Brain Research Bulletin 69: 306-310 (2006)
Huntington's disease (HD) is a hereditary neurodegenerative disorder caused by a CAG repeat expansion in the HD gene. Excitotoxic cell damage by excessive stimulation of glutamate receptors has been hypothesized to contribute to the pathogenesis of HD. Transgenic mouse models of HD have shown variable sensitivity to excitotoxicity. The models differ in the genetic background, the type and length of the promoter driving the transgene expression, the CAG repeat length and/or the HD gene construct length. Furthermore, one has to differentiate whether transgenic or knock-in models have been used. All these factors may be involved in determining the responsiveness to an excitotoxic insult. Here, we explored the responsiveness to excitotoxic damage using a transgenic HD rat model carrying 22% of the rat HD gene which is driven by the rat HD promoter and which harbors 51 CAG repeats. 3 and 18 months old transgenic HD rats and their wild-type littermates received unilateral intrastriatal injections of the glutamate analogue quinolinic acid.

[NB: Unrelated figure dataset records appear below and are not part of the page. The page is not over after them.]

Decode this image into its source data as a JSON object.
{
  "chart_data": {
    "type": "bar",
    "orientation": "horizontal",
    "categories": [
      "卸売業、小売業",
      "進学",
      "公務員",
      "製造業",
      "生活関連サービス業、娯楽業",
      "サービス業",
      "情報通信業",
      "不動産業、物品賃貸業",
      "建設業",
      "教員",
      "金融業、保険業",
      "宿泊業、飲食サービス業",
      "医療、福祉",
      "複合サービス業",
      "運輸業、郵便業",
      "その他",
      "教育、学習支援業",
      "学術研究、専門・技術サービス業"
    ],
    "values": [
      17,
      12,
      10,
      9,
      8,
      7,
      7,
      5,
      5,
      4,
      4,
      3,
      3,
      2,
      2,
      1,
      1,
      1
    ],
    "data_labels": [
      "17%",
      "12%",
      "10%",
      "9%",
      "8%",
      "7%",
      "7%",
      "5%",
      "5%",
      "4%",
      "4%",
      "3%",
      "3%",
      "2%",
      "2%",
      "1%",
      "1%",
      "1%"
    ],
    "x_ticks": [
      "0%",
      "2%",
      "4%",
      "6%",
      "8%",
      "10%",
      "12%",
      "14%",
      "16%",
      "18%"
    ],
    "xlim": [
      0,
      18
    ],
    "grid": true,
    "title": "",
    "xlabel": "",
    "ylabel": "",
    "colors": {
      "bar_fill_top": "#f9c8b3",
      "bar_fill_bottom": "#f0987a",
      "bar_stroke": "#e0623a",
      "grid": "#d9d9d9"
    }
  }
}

Lesion size was assessed 7 days later using the degenerative stain Fluoro-Jade and by immunohistochemistry for the neuronal protein NeuN. No difference in susceptibility to excitotoxicity was found between the groups. Our study supports mouse data showing maintained susceptibility to excitotoxicity with the expression of around 25% of the full HD gene. Differences in sensitivity to excitotoxicity between genetic animal models of HD may be dependent on the length of the expressed HD gene although additional factors are also likely to be important.